The Gaza deal is being brokered by Egypt. Qatar mediated the Lebanese accord. Turkey is shepherding the Israeli-Syrian contacts. All three countries are close allies of the United States. Under normal circumstances, they would be loath to act on vital regional matters without America’s consent.
Yet in these cases they seem to have ignored Washington’s preferences. The negotiations either involved parties with whom the United States refuses to talk, initiated a process the United States opposes, or produced an outcome harmful to its preferred local allies…”
What this suggests is that the old way, the Bush/McCain way, of the US rattling its military might and waving its cheque book – unerringly, on the side of the factions least likely to prevail – is just about finished. Even America’ s allies in the region now seem willing to go it alone diplomatically, given the calibre of the current leadership in the White House.
“By acting as they did, Egypt, Qatar and Turkey gave the true measure of America’s dwindling credibility and leverage after American debacles in Iraq, the Palestinian territories and Lebanon.
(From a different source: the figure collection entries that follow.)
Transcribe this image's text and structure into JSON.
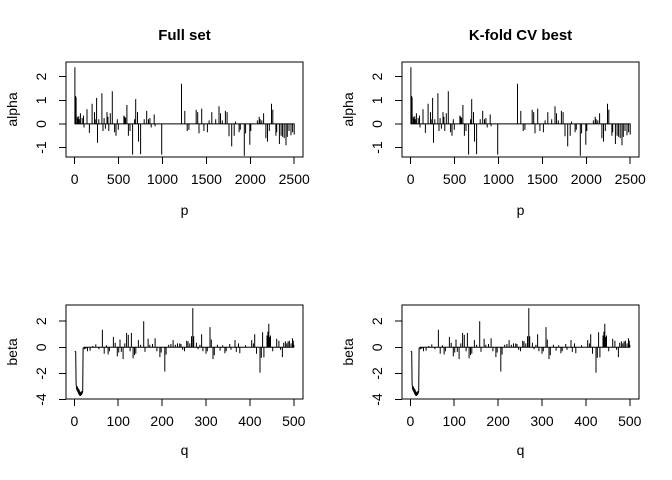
{
  "colors": {
    "background": "#ffffff",
    "line": "#000000",
    "text": "#000000"
  },
  "chart_data": {
    "type": "line",
    "layout": {
      "rows": 2,
      "cols": 2,
      "grid": false,
      "legend": "none"
    },
    "note": "2x2 grid of R base-graphics coefficient line plots; left column (Full set) and right column (K-fold CV best) display identical series",
    "charts": [
      {
        "id": "top-left",
        "row": "top",
        "type": "line",
        "title": "Full set",
        "xlabel": "p",
        "ylabel": "alpha",
        "x_ticks": [
          0,
          500,
          1000,
          1500,
          2000,
          2500
        ],
        "y_ticks": [
          -1,
          0,
          1,
          2
        ],
        "xlim": [
          -99,
          2600
        ],
        "ylim": [
          -1.4,
          2.62
        ],
        "grid": false,
        "legend": "none",
        "series_ref": "alpha"
      },
      {
        "id": "top-right",
        "row": "top",
        "type": "line",
        "title": "K-fold CV best",
        "xlabel": "p",
        "ylabel": "alpha",
        "x_ticks": [
          0,
          500,
          1000,
          1500,
          2000,
          2500
        ],
        "y_ticks": [
          -1,
          0,
          1,
          2
        ],
        "xlim": [
          -99,
          2600
        ],
        "ylim": [
          -1.4,
          2.62
        ],
        "grid": false,
        "legend": "none",
        "series_ref": "alpha"
      },
      {
        "id": "bottom-left",
        "row": "bottom",
        "type": "line",
        "title": "",
        "xlabel": "q",
        "ylabel": "beta",
        "x_ticks": [
          0,
          100,
          200,
          300,
          400,
          500
        ],
        "y_ticks": [
          -4,
          -2,
          0,
          2
        ],
        "xlim": [
          -19,
          521
        ],
        "ylim": [
          -3.96,
          3.24
        ],
        "grid": false,
        "legend": "none",
        "series_ref": "beta"
      },
      {
        "id": "bottom-right",
        "row": "bottom",
        "type": "line",
        "title": "",
        "xlabel": "q",
        "ylabel": "beta",
        "x_ticks": [
          0,
          100,
          200,
          300,
          400,
          500
        ],
        "y_ticks": [
          -4,
          -2,
          0,
          2
        ],
        "xlim": [
          -19,
          521
        ],
        "ylim": [
          -3.96,
          3.24
        ],
        "grid": false,
        "legend": "none",
        "series_ref": "beta"
      }
    ],
    "series": {
      "alpha": {
        "n_points": 2500,
        "baseline": 0,
        "spikes": [
          [
            2,
            2.4
          ],
          [
            10,
            1.18
          ],
          [
            16,
            1.12
          ],
          [
            30,
            0.3
          ],
          [
            38,
            0.22
          ],
          [
            46,
            0.32
          ],
          [
            58,
            0.2
          ],
          [
            65,
            0.45
          ],
          [
            85,
            0.25
          ],
          [
            100,
            0.35
          ],
          [
            106,
            -0.15
          ],
          [
            140,
            0.62
          ],
          [
            167,
            -0.38
          ],
          [
            198,
            0.85
          ],
          [
            225,
            0.5
          ],
          [
            233,
            0.2
          ],
          [
            250,
            1.1
          ],
          [
            260,
            -0.8
          ],
          [
            275,
            0.2
          ],
          [
            310,
            1.3
          ],
          [
            322,
            -0.3
          ],
          [
            335,
            0.25
          ],
          [
            350,
            -0.2
          ],
          [
            368,
            0.5
          ],
          [
            378,
            0.3
          ],
          [
            388,
            -0.3
          ],
          [
            405,
            0.45
          ],
          [
            428,
            1.38
          ],
          [
            455,
            -0.35
          ],
          [
            470,
            -0.5
          ],
          [
            485,
            0.2
          ],
          [
            497,
            -0.25
          ],
          [
            560,
            0.35
          ],
          [
            572,
            0.3
          ],
          [
            580,
            0.25
          ],
          [
            595,
            0.8
          ],
          [
            612,
            -0.5
          ],
          [
            630,
            -0.3
          ],
          [
            659,
            -1.3
          ],
          [
            682,
            0.2
          ],
          [
            695,
            1.05
          ],
          [
            715,
            0.5
          ],
          [
            727,
            -0.75
          ],
          [
            751,
            -1.28
          ],
          [
            791,
            0.2
          ],
          [
            820,
            0.55
          ],
          [
            841,
            0.2
          ],
          [
            856,
            0.25
          ],
          [
            871,
            -0.15
          ],
          [
            906,
            0.4
          ],
          [
            916,
            -0.1
          ],
          [
            991,
            -1.3
          ],
          [
            1216,
            1.7
          ],
          [
            1254,
            0.55
          ],
          [
            1281,
            -0.3
          ],
          [
            1301,
            -0.25
          ],
          [
            1384,
            0.6
          ],
          [
            1401,
            0.5
          ],
          [
            1416,
            -0.4
          ],
          [
            1446,
            0.65
          ],
          [
            1471,
            -0.3
          ],
          [
            1511,
            -0.35
          ],
          [
            1531,
            0.15
          ],
          [
            1561,
            0.5
          ],
          [
            1606,
            0.2
          ],
          [
            1643,
            0.75
          ],
          [
            1661,
            0.45
          ],
          [
            1681,
            0.15
          ],
          [
            1716,
            0.55
          ],
          [
            1736,
            0.5
          ],
          [
            1757,
            -0.52
          ],
          [
            1788,
            -0.95
          ],
          [
            1816,
            -0.5
          ],
          [
            1831,
            0.1
          ],
          [
            1872,
            -0.35
          ],
          [
            1886,
            -0.25
          ],
          [
            1931,
            -1.35
          ],
          [
            1946,
            -0.4
          ],
          [
            1994,
            -0.88
          ],
          [
            2006,
            -0.3
          ],
          [
            2081,
            0.15
          ],
          [
            2101,
            0.3
          ],
          [
            2111,
            0.2
          ],
          [
            2131,
            0.15
          ],
          [
            2151,
            0.45
          ],
          [
            2177,
            -0.6
          ],
          [
            2196,
            -0.75
          ],
          [
            2216,
            -0.3
          ],
          [
            2241,
            0.85
          ],
          [
            2256,
            0.6
          ],
          [
            2291,
            -0.5
          ],
          [
            2301,
            -0.35
          ],
          [
            2331,
            -0.85
          ],
          [
            2351,
            -0.5
          ],
          [
            2368,
            -0.55
          ],
          [
            2386,
            -0.6
          ],
          [
            2406,
            -0.9
          ],
          [
            2421,
            -0.55
          ],
          [
            2441,
            -0.3
          ],
          [
            2463,
            -0.48
          ],
          [
            2481,
            -0.35
          ],
          [
            2500,
            -0.45
          ]
        ]
      },
      "beta": {
        "n_points": 500,
        "baseline": 0,
        "prefix_curve": [
          [
            1,
            -0.3
          ],
          [
            2,
            -0.32
          ],
          [
            3,
            -0.35
          ],
          [
            4,
            -2.78
          ],
          [
            5,
            -3.1
          ],
          [
            6,
            -3.3
          ],
          [
            7,
            -3.0
          ],
          [
            8,
            -3.45
          ],
          [
            9,
            -3.15
          ],
          [
            10,
            -3.6
          ],
          [
            11,
            -3.25
          ],
          [
            12,
            -3.7
          ],
          [
            13,
            -3.4
          ],
          [
            14,
            -3.73
          ],
          [
            15,
            -3.45
          ],
          [
            16,
            -3.65
          ],
          [
            17,
            -3.35
          ],
          [
            18,
            -3.5
          ],
          [
            19,
            -3.4
          ],
          [
            20,
            -0.05
          ]
        ],
        "spikes": [
          [
            23,
            -0.15
          ],
          [
            26,
            -0.12
          ],
          [
            30,
            -0.3
          ],
          [
            36,
            -0.25
          ],
          [
            42,
            0.1
          ],
          [
            49,
            0.22
          ],
          [
            56,
            -0.15
          ],
          [
            64,
            1.35
          ],
          [
            68,
            -0.5
          ],
          [
            73,
            0.15
          ],
          [
            77,
            -0.55
          ],
          [
            80,
            -0.3
          ],
          [
            89,
            0.8
          ],
          [
            93,
            0.35
          ],
          [
            98,
            -0.7
          ],
          [
            101,
            -0.4
          ],
          [
            104,
            0.6
          ],
          [
            107,
            -0.35
          ],
          [
            111,
            -0.9
          ],
          [
            115,
            0.3
          ],
          [
            119,
            1.1
          ],
          [
            123,
            0.95
          ],
          [
            127,
            -0.3
          ],
          [
            130,
            1.1
          ],
          [
            134,
            -0.85
          ],
          [
            137,
            -0.6
          ],
          [
            140,
            -0.5
          ],
          [
            146,
            0.55
          ],
          [
            151,
            0.2
          ],
          [
            158,
            2.0
          ],
          [
            161,
            -0.35
          ],
          [
            168,
            0.65
          ],
          [
            172,
            0.2
          ],
          [
            178,
            0.25
          ],
          [
            184,
            0.7
          ],
          [
            188,
            -0.3
          ],
          [
            195,
            -0.75
          ],
          [
            198,
            -0.4
          ],
          [
            206,
            -1.85
          ],
          [
            209,
            -0.55
          ],
          [
            215,
            0.2
          ],
          [
            220,
            0.25
          ],
          [
            225,
            0.55
          ],
          [
            230,
            0.2
          ],
          [
            235,
            0.3
          ],
          [
            240,
            0.3
          ],
          [
            243,
            0.25
          ],
          [
            247,
            -0.2
          ],
          [
            251,
            -0.3
          ],
          [
            256,
            0.5
          ],
          [
            259,
            0.45
          ],
          [
            263,
            0.3
          ],
          [
            267,
            0.85
          ],
          [
            270,
            3.0
          ],
          [
            272,
            0.85
          ],
          [
            278,
            0.35
          ],
          [
            282,
            -0.15
          ],
          [
            286,
            0.2
          ],
          [
            290,
            1.0
          ],
          [
            293,
            -0.3
          ],
          [
            300,
            -0.5
          ],
          [
            303,
            -0.3
          ],
          [
            309,
            1.55
          ],
          [
            312,
            0.6
          ],
          [
            316,
            -0.9
          ],
          [
            319,
            -0.6
          ],
          [
            326,
            0.2
          ],
          [
            332,
            -0.25
          ],
          [
            338,
            0.15
          ],
          [
            343,
            -0.45
          ],
          [
            346,
            -0.3
          ],
          [
            354,
            0.25
          ],
          [
            357,
            -0.2
          ],
          [
            366,
            0.55
          ],
          [
            369,
            -0.35
          ],
          [
            374,
            0.3
          ],
          [
            377,
            -0.45
          ],
          [
            390,
            0.15
          ],
          [
            404,
            0.55
          ],
          [
            408,
            0.3
          ],
          [
            411,
            1.0
          ],
          [
            415,
            -0.5
          ],
          [
            423,
            -1.95
          ],
          [
            426,
            -0.8
          ],
          [
            429,
            1.15
          ],
          [
            432,
            -0.77
          ],
          [
            439,
            0.9
          ],
          [
            441,
            1.2
          ],
          [
            443,
            1.8
          ],
          [
            445,
            0.8
          ],
          [
            447,
            0.9
          ],
          [
            452,
            -0.3
          ],
          [
            461,
            0.65
          ],
          [
            466,
            0.5
          ],
          [
            470,
            -0.2
          ],
          [
            474,
            -0.75
          ],
          [
            477,
            0.35
          ],
          [
            481,
            0.45
          ],
          [
            484,
            0.3
          ],
          [
            487,
            0.45
          ],
          [
            490,
            0.5
          ],
          [
            494,
            0.3
          ],
          [
            497,
            0.7
          ],
          [
            499,
            0.5
          ],
          [
            500,
            0.2
          ]
        ]
      }
    }
  }
}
They are willing to take matters into their own hands and overlook American ambivalence about their doing so.
Intent on isolating its foes, the United States has instead ended up marginalizing itself. In one case after another, the Bush administration has wagered on the losing party or on a lost cause.
Israel wants to deal with Hamas because it — not America’s Palestinian partners — possesses what Israel most wants: the ability to end the violence and to release Cpl. Gilad Shalit, the Israeli soldier held by Hamas. Israel has come around to dealing with Syria because Damascus — not America’s so-called moderate Arab allies — holds the crucial cards: Syria has a clear strategy of alliance with Iran; it supports the more powerful forces on the ground in Lebanon; and it provides refuge to opposition and Islamist forces in Palestine.
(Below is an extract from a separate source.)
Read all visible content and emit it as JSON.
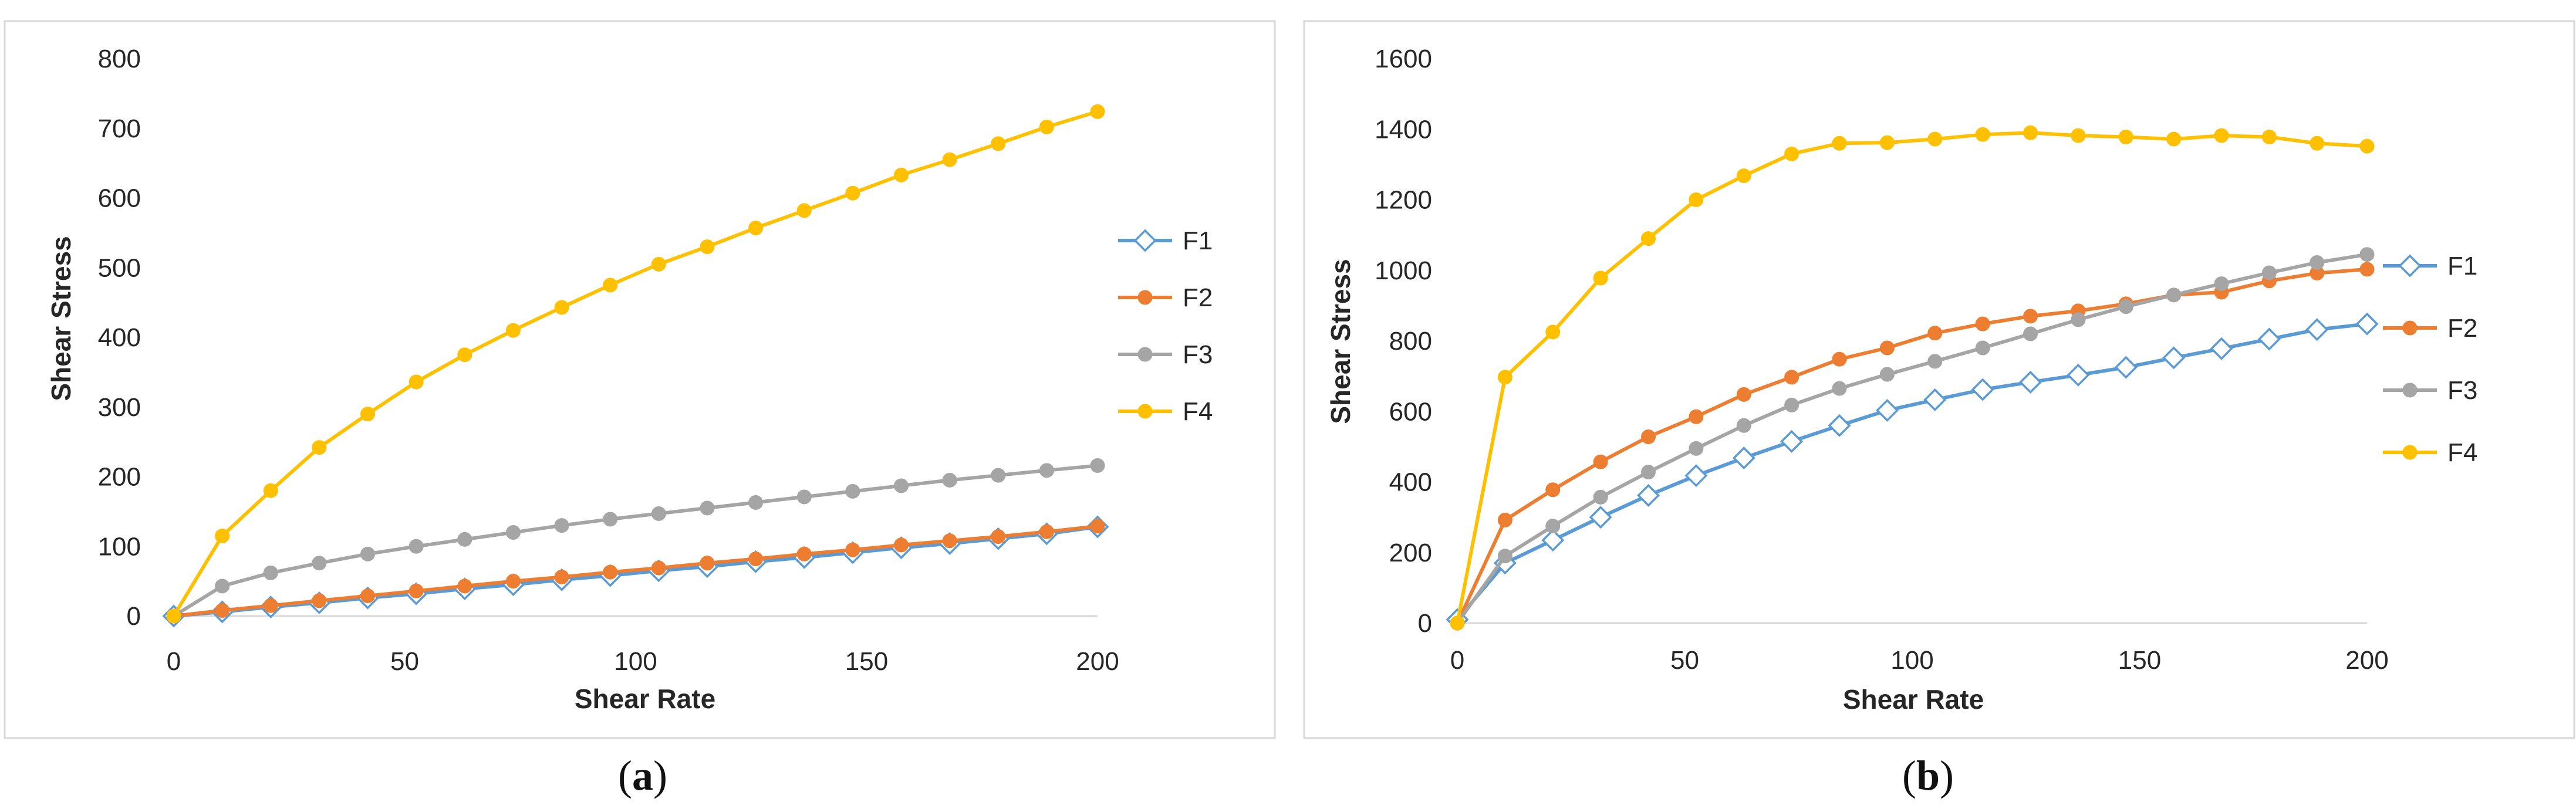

Likewise, America’s Lebanese friends had to give in to Hezbollah’s demands once it became clear that the support of the United States could not undo their country’s balance of power….The United States has cut itself off from the region on the dubious assumption that it can somehow maximize pressure on its foes by withholding contact, choosing to flaunt its might in the most primitive and costly of ways.
It has pushed its local allies toward civil wars — arming Fatah against Hamas; financing some Lebanese forces against Hezbollah — they could not, and did not, win. And it has failed to understand that its partners could achieve more in alliance than in conflict with their opposition.”
Exactly, Which, among other things, only underlines how finely in tune Obama’s approach really is – both instinctively and intellectually – with America’s reduced stature in the world. Obviously, the US still remains an immensely powerful force for good and for evil. Yet it has been diminished by the Bush presidency in ways that only a less confrontational approach can hope to heal.
Talking may not like seem much, but it is a start. If Ronald Reagan could talk to the Soviets and Richard Nixon to the Chinese – both without prior demands for capitulation – then surely a President Obama can, and should, be talking to the Iranians. Everyone else seems to be.